Still, he did not sleep as well as he was accustomed to. At the end of his first week, when he was finally able to drift off for more than an hour or two, he had a strange dream that was very haunting and disturbing to him. In it he pursued a woman continuously but never caught up with her. He would run faster and faster, but she would always manage to elude him, until he grew frustrated and could not remember why he chased her in the first place. “Go on, you old witch,” he called out in the dream. “I don't want you no way.”

She laughed at him when he said this and began taunting him. “Even if you did catch me, you still couldn't get what you want.”

“I don't want nothing from you,” he yelled at her again, then added, as if she were an animal he could command, “Pass on.”

“Oh, yes, you do,” she countered, raising her skirts up so that he could see all her private parts.

“Man give the meat,

Man give the gravy,

But woman give the milk

And woman give the babies.”

She laughed and dropped her skirt.

“Get away from me, you evil thing,” he called out. She continued laughing at him and ran off again. Despite himself he started to chase after her, even though he understood by then he would never catch up.

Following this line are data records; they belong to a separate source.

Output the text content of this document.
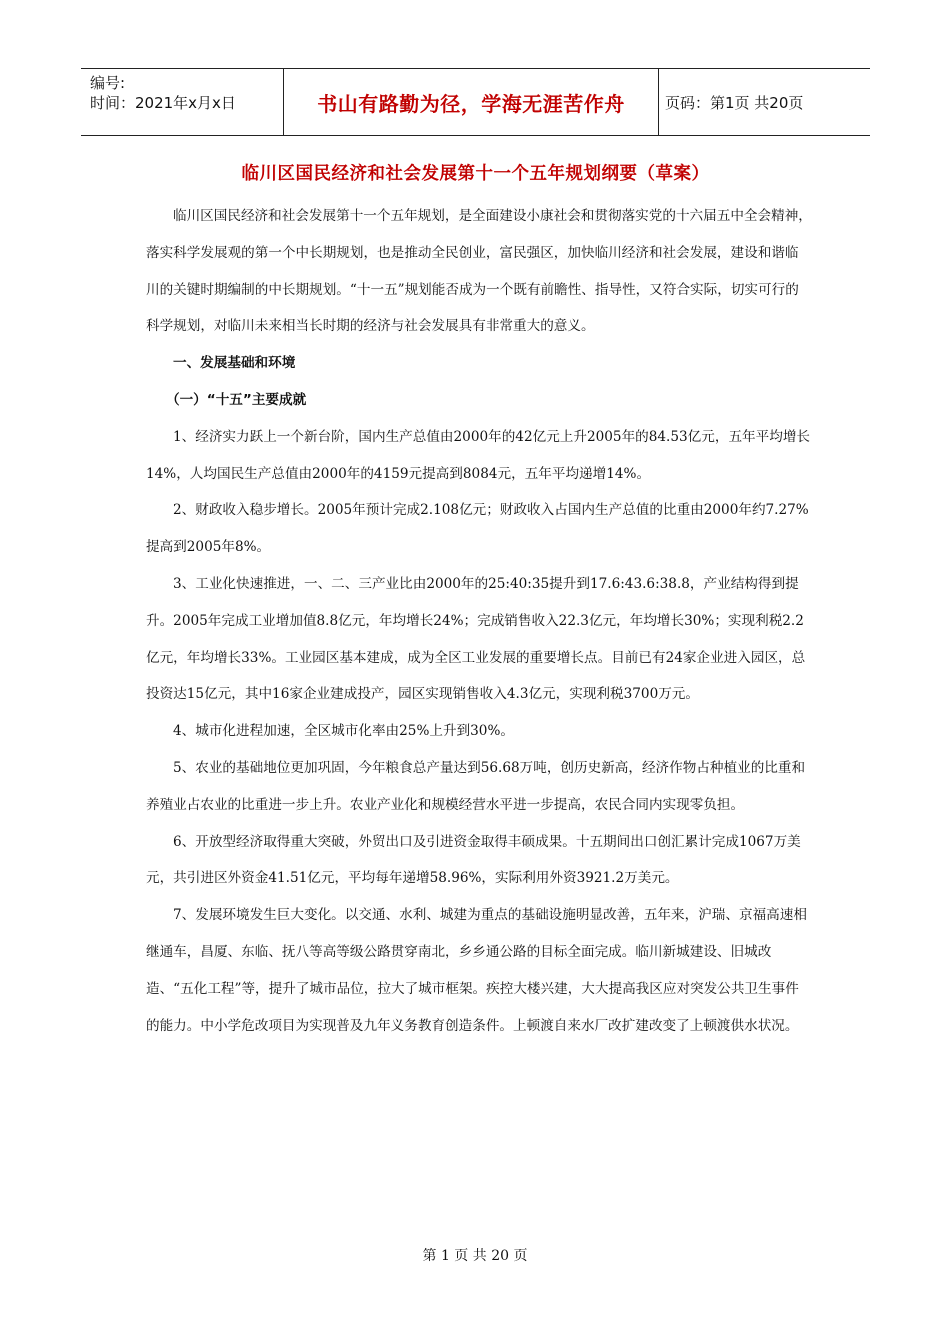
编号:
时间：2021年x月x日	书山有路勤为径，学海无涯苦作舟	页码：第1页 共20页
临川区国民经济和社会发展第十一个五年规划纲要（草案）

临川区国民经济和社会发展第十一个五年规划，是全面建设小康社会和贯彻落实党的十六届五中全会精神，落实科学发展观的第一个中长期规划，也是推动全民创业，富民强区，加快临川经济和社会发展，建设和谐临川的关键时期编制的中长期规划。“十一五”规划能否成为一个既有前瞻性、指导性，又符合实际，切实可行的科学规划，对临川未来相当长时期的经济与社会发展具有非常重大的意义。

一、发展基础和环境

（一）“十五”主要成就

1、经济实力跃上一个新台阶，国内生产总值由2000年的42亿元上升2005年的84.53亿元，五年平均增长14%，人均国民生产总值由2000年的4159元提高到8084元，五年平均递增14%。

2、财政收入稳步增长。2005年预计完成2.108亿元；财政收入占国内生产总值的比重由2000年约7.27%提高到2005年8%。

3、工业化快速推进，一、二、三产业比由2000年的25:40:35提升到17.6:43.6:38.8，产业结构得到提升。2005年完成工业增加值8.8亿元，年均增长24%；完成销售收入22.3亿元，年均增长30%；实现利税2.2亿元，年均增长33%。工业园区基本建成，成为全区工业发展的重要增长点。目前已有24家企业进入园区，总投资达15亿元，其中16家企业建成投产，园区实现销售收入4.3亿元，实现利税3700万元。

4、城市化进程加速，全区城市化率由25%上升到30%。

5、农业的基础地位更加巩固，今年粮食总产量达到56.68万吨，创历史新高，经济作物占种植业的比重和养殖业占农业的比重进一步上升。农业产业化和规模经营水平进一步提高，农民合同内实现零负担。

6、开放型经济取得重大突破，外贸出口及引进资金取得丰硕成果。十五期间出口创汇累计完成1067万美元，共引进区外资金41.51亿元，平均每年递增58.96%，实际利用外资3921.2万美元。

7、发展环境发生巨大变化。以交通、水利、城建为重点的基础设施明显改善，五年来，沪瑞、京福高速相继通车，昌厦、东临、抚八等高等级公路贯穿南北，乡乡通公路的目标全面完成。临川新城建设、旧城改造、“五化工程”等，提升了城市品位，拉大了城市框架。疾控大楼兴建，大大提高我区应对突发公共卫生事件的能力。中小学危改项目为实现普及九年义务教育创造条件。上顿渡自来水厂改扩建改变了上顿渡供水状况。

第 1 页 共 20 页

He awoke frustrated and understood from the dream that he was meant never to have children. This in itself did not play at his emotions, because he had never been overly drawn to children in the first place and so could not see any shame in not having them. As for women, he had known several at Sorel's Hundred and the surrounding plantations, but never one whom he would have thought to call a wife. For to tell the truth he could not see the great pleasure in being so intimate with anyone and sharing all your thoughts and time. When he did take a woman, it was because nature could not be suppressed, or when he found one pleasant and thought to spend a season or so in her company—but not longer than that, for it began to weary him. He had no need for children and marriage but preferred his own solitude and thought, when
there was the luxury for it, which was but very seldom for family men. That was why the dream disturbed him even more, because he did not think it revealed anything true but was only a deep taunting, and he worried someone had put a root spell on him to make him want what he did not.